Volkswagen Group of America has come to an “agreement in principle” with its dealer body about reimbursing them over the diesel emissions scandal. Though the exact terms haven’t been announced, Volkswagen says it has agreed to “make cash payments” and give other benefits to dealers whose franchise values have been hurt by the scandal.
A group of Volkswagen dealers first filed suit against the automaker in April, and in July dealers told reporters that a senior executive had promised “fair restitution” for any lost sales or revenue. VW dealers were unable to sell certain TDI diesel models because they had an illegal “cheat” device intended to evade EPA emissions testing; negative publicity around the scandal may have also discouraged shoppers from buying other types of Volkswagen cars.
The agreement is still being finalized and exact details, if approved by the U.S. District Court for the Northern District of California, are expected be announced in September. VW says it is still determining, for instance, “how to apportion payments to dealers in the appropriate manner.”
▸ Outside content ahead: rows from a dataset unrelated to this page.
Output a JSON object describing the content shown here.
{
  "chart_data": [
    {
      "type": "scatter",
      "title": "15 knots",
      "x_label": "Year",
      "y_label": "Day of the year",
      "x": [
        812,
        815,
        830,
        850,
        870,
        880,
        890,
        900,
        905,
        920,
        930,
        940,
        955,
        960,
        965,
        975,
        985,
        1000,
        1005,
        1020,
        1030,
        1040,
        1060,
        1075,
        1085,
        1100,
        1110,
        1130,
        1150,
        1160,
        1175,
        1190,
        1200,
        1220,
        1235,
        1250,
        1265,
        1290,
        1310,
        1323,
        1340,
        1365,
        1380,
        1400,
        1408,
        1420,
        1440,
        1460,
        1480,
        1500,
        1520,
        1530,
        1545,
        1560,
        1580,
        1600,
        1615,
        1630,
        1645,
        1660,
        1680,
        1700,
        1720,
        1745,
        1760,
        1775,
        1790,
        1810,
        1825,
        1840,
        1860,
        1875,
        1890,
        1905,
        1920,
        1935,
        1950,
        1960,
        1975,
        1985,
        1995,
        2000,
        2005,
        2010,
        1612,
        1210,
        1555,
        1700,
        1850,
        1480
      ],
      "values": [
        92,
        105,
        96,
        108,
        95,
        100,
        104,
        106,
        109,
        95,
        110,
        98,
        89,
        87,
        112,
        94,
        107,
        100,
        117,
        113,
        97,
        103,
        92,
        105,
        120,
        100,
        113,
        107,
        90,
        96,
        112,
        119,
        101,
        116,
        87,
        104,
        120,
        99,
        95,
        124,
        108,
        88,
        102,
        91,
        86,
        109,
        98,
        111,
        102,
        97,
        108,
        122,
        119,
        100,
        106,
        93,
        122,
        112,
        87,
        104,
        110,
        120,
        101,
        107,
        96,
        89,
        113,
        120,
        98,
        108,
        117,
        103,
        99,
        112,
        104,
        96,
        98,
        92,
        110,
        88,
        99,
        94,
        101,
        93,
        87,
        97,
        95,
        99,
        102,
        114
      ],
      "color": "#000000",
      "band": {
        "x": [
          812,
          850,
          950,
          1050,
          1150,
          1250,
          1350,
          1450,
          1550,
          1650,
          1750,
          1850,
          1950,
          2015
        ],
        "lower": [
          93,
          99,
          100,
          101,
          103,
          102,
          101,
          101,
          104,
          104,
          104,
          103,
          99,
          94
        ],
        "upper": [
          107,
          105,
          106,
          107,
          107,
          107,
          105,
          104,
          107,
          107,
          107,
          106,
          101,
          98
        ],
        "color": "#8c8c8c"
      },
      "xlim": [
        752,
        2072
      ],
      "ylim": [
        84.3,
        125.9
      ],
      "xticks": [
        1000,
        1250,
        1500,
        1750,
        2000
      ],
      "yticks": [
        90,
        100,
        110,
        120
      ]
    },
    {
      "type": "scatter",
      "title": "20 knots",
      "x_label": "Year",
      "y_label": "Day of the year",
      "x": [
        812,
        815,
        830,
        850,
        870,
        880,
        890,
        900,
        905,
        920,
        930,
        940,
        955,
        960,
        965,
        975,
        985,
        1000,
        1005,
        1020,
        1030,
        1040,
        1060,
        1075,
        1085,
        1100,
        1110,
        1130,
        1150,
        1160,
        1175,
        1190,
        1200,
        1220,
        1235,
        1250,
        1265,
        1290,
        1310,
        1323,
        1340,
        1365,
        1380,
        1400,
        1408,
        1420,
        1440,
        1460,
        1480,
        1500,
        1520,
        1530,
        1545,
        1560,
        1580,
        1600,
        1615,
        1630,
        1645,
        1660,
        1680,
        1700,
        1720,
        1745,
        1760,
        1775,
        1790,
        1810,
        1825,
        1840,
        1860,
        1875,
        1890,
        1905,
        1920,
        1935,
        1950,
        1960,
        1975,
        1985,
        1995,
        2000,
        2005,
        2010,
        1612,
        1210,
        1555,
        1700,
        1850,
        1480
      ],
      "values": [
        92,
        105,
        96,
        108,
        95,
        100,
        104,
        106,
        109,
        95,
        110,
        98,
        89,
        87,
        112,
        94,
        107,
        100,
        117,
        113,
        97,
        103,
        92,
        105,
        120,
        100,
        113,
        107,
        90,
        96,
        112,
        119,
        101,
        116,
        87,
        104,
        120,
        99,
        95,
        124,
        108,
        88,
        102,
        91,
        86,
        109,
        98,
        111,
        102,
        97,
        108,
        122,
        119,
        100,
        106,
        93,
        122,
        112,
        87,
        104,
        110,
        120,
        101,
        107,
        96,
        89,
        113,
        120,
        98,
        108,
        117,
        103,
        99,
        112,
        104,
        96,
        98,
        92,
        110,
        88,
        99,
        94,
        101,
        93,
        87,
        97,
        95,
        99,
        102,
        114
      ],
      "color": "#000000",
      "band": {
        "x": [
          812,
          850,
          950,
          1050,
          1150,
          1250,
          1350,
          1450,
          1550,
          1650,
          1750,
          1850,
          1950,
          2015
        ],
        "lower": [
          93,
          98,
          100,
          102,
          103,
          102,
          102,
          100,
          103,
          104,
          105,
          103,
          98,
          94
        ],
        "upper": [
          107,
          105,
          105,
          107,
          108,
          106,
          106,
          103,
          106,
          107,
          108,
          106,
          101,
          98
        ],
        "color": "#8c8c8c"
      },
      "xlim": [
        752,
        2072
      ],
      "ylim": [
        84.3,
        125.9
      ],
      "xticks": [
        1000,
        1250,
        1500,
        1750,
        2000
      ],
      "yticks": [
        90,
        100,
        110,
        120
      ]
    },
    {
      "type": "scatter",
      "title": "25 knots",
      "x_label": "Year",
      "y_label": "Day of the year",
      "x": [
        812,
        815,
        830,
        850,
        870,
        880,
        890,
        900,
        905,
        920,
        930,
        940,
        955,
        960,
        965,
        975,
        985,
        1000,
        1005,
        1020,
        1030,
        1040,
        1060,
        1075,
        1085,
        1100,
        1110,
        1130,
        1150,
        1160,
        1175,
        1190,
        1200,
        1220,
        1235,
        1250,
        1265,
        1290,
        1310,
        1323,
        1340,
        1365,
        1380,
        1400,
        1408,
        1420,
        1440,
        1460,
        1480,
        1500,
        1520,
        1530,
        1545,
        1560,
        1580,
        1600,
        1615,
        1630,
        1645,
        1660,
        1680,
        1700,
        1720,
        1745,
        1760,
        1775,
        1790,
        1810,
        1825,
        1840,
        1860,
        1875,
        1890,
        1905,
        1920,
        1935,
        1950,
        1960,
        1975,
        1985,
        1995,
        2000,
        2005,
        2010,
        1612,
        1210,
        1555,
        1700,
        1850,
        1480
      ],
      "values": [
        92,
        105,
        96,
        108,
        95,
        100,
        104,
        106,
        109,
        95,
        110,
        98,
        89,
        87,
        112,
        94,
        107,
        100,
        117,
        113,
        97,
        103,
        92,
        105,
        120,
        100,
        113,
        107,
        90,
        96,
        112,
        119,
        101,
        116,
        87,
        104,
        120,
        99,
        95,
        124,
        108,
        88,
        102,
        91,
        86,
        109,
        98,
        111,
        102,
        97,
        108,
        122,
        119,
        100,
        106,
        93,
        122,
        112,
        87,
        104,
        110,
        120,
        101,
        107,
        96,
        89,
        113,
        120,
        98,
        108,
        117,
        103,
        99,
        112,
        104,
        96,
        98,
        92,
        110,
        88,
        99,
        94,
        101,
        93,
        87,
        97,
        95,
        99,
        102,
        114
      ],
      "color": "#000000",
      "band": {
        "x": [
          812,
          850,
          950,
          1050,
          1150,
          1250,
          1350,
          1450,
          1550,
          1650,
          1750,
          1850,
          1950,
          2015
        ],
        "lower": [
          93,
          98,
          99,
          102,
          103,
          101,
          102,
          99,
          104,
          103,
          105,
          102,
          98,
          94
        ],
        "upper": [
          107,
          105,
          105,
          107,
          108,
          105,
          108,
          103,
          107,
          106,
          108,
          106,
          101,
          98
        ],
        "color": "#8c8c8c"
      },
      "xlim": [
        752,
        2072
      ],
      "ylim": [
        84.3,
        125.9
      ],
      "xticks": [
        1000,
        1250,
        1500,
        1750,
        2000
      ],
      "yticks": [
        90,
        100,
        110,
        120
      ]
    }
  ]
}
“We believe this agreement in principle with Volkswagen dealers is a very important step in our commitment to making things right for all our stakeholders in the United States,” Hinrich J. Woebckn, chairmain of Volkswagen Group of America, said in a statement.
For owners of affected models with 2.0-liter turbodiesel engines, Volkswagen has already announced a plan to buy back cars and reimburse owners. Buying back the cars alone is expected to cost more than $10 billion, with a total of 475,000 Volkswagen and Audi models in the U.S. subject to the deal because their 2.0-liter TDI engines produce illegal amounts of nitrogen oxide (NOx) pollutants.